Wed | Jun 23, 2021

The plight of OUR children

Published:Friday | April 13, 2012 | 12:00 AM


The issue of the Beeston Street eviction notice serves to highlight the issues of squatting, affordable housing, and tribal politics. But, most important, it highlights the plight of OUR children. Yes, 28 of OUR children.

It is shameless to see the blogs and comments on every other issue and no comments on the children. I suspect that it is because they are poor and from the lower class. Not so; they are children. They do not wear orange or green. They are just children who like to play and have fun and perhaps have somewhere to live.

The current discussion about child abuse should not overlook the abuse of children that takes place within the bureaucracy and within the justice system.
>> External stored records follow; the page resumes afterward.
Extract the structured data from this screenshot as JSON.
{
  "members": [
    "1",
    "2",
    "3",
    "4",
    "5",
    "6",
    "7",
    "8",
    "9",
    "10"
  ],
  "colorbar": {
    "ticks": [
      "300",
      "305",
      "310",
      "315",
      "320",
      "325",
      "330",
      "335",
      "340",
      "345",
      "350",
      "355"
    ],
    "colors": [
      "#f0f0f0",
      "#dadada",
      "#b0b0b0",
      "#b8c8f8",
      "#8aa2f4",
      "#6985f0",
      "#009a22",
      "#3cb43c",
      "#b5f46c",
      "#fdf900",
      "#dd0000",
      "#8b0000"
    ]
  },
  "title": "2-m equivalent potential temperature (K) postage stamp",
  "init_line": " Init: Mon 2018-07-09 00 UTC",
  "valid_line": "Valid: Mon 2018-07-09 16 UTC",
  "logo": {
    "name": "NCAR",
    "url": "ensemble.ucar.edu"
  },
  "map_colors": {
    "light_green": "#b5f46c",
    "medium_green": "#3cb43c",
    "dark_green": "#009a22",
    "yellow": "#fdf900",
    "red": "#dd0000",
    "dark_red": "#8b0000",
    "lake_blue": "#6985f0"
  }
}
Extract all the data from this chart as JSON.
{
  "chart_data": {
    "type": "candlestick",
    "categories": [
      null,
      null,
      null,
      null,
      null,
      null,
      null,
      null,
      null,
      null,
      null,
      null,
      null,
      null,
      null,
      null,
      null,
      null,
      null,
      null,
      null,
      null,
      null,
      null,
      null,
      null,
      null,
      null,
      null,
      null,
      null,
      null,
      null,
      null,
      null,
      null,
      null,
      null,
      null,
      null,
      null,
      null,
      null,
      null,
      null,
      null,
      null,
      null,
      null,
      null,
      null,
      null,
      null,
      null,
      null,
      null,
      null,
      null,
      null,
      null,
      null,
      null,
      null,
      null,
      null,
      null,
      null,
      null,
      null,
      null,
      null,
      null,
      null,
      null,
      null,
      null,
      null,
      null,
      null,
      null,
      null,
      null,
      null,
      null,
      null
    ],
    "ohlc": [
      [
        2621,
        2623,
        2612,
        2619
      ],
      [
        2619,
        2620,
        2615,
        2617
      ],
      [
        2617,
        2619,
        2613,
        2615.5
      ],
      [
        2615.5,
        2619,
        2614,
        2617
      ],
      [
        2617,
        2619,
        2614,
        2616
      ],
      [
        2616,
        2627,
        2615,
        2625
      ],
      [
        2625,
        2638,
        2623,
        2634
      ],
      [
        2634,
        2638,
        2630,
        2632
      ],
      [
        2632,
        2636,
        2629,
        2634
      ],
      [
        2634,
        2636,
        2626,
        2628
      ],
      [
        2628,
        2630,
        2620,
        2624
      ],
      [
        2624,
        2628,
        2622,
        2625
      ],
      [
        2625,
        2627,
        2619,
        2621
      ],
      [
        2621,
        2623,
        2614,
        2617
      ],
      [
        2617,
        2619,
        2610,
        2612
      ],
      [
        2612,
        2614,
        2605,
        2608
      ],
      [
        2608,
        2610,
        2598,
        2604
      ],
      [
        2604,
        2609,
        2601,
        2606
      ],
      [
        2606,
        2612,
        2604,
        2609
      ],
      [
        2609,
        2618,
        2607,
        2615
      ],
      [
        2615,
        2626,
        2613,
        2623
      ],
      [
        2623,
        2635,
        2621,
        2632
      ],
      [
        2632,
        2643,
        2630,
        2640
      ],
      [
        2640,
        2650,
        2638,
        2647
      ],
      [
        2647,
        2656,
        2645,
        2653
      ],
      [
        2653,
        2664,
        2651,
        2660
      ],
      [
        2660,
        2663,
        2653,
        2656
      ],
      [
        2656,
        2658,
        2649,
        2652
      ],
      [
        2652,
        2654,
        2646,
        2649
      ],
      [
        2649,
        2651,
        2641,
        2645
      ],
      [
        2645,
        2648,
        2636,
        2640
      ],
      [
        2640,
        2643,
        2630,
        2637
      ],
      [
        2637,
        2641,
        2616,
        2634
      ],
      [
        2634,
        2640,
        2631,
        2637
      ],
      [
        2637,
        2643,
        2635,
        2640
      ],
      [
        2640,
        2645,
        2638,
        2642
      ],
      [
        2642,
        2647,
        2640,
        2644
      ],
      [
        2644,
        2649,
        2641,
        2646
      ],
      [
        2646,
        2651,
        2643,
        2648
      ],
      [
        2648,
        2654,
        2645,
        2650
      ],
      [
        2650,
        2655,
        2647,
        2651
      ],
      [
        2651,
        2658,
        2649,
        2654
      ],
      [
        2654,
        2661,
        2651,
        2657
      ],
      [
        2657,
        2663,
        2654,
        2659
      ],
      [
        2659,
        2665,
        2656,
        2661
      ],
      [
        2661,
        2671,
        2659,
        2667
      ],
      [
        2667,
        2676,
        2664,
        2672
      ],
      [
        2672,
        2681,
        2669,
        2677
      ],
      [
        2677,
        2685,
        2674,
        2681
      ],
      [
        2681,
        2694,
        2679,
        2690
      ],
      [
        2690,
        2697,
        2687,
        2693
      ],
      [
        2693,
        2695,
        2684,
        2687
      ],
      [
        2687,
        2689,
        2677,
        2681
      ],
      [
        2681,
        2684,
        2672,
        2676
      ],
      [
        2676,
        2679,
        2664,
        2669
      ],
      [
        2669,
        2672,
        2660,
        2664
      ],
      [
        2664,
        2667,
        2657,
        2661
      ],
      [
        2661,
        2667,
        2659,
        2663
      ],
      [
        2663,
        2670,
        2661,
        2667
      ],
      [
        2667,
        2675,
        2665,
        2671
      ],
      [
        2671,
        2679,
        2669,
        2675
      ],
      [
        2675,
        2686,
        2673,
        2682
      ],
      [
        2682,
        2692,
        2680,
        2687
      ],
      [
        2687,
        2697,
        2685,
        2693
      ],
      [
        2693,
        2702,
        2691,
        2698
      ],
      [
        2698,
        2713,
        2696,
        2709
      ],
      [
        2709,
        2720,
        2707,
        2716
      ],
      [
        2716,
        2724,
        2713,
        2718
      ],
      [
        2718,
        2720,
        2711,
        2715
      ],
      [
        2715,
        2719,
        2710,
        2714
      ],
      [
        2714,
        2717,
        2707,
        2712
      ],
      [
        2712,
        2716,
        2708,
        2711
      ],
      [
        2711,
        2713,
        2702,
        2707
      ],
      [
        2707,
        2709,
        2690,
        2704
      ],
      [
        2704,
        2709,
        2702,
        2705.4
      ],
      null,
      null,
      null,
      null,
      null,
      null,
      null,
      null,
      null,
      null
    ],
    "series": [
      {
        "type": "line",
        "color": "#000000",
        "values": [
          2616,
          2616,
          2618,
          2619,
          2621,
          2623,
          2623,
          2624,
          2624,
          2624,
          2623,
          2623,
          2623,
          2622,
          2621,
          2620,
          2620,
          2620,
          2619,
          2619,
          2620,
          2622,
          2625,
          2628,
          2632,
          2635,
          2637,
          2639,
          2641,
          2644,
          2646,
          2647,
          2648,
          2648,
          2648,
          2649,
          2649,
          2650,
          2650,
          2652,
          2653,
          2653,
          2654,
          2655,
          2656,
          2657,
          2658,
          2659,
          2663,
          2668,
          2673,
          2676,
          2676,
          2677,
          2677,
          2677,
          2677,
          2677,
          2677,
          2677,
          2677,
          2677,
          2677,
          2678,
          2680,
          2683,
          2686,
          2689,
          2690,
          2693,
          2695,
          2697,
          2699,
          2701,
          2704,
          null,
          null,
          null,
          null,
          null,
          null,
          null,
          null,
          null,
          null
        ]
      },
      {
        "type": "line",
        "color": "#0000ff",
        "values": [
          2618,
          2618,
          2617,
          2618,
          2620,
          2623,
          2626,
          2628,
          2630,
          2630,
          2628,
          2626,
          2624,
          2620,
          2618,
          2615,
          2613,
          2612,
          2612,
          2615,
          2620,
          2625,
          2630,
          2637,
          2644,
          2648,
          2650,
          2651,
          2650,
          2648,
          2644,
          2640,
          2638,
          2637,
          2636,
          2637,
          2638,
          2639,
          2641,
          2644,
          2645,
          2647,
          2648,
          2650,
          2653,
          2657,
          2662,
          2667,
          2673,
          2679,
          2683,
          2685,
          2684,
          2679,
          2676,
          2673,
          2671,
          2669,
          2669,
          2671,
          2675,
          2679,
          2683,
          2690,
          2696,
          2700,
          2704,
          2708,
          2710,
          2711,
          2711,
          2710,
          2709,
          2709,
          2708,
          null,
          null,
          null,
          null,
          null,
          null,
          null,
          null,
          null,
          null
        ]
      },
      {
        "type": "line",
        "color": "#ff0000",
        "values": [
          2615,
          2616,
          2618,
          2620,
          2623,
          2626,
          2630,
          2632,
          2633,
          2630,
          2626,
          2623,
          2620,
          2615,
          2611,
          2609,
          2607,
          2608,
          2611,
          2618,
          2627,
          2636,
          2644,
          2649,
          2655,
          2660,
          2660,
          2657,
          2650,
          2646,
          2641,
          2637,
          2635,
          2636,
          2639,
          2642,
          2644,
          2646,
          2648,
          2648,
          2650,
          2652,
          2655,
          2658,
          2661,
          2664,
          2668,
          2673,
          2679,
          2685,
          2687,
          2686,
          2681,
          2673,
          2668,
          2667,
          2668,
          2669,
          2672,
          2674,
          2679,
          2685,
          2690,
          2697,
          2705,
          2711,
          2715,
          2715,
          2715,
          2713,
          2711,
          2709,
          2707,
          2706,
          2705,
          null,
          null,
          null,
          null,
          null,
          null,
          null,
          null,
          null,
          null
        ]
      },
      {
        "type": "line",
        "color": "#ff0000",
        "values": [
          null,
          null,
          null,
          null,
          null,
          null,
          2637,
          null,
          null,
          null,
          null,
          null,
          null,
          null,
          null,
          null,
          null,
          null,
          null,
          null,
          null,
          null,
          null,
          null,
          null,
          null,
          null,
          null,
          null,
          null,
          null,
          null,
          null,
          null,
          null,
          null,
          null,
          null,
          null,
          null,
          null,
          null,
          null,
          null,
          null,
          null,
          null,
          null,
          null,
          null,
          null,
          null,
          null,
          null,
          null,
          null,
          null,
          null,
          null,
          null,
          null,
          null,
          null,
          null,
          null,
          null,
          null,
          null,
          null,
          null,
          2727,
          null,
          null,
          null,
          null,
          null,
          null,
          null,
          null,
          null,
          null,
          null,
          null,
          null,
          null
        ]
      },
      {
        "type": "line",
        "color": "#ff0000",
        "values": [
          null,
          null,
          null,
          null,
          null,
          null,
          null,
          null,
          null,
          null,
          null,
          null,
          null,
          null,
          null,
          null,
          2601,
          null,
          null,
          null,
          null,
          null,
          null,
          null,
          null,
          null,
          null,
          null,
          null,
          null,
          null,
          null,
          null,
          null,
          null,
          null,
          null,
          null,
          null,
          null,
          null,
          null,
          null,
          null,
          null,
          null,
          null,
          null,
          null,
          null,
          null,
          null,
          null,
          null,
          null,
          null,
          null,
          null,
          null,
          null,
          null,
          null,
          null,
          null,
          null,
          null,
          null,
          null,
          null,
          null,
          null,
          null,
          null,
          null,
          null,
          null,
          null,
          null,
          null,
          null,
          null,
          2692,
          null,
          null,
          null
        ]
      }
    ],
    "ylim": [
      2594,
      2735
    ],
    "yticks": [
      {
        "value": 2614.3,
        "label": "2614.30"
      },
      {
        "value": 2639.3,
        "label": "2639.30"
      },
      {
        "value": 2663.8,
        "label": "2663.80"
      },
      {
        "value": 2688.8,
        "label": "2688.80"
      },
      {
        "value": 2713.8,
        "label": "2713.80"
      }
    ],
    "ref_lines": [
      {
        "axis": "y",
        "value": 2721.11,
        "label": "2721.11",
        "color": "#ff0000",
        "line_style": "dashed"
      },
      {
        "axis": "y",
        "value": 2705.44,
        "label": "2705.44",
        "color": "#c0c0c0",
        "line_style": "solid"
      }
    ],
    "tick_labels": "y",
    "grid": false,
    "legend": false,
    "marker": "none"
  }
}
I have no fault with the eviction notice but abhor the process. Since this tenement existed for 20 years, a proper assessment of the residents and their needs should have been made. The Government can assist in arrangements for temporary quarters, especially for the families with children. Further, the disruption in schooling should be considered. Transferring children in the last two months of the school year makes no sense.

These are some of the few issues that the bureaucracy should have considered in the timing of the eviction. These are issues that can be compassionately resolved.

The broader issues of squatting, affordable housing, and tribal politics require the attention of our politicians, who seem to be having trouble finding something to do other than handing out bun and cheese. We can build temporary housing similar to the RDP housing in South Africa as a temporary solution at minimum cost. We can award these houses on a lottery basis to get rid of tribal politics. We can reduce the problem of squatting by repealing the existing laws that allow someone to capture land or claim ownership by paying back taxes.

Instead of these well-intentioned but repulsive laws, our Government can significantly increase the tax on idle land and use these funds to engage in the redistribution of land to small farmers and settlers. I am sure that there are other workable ideas.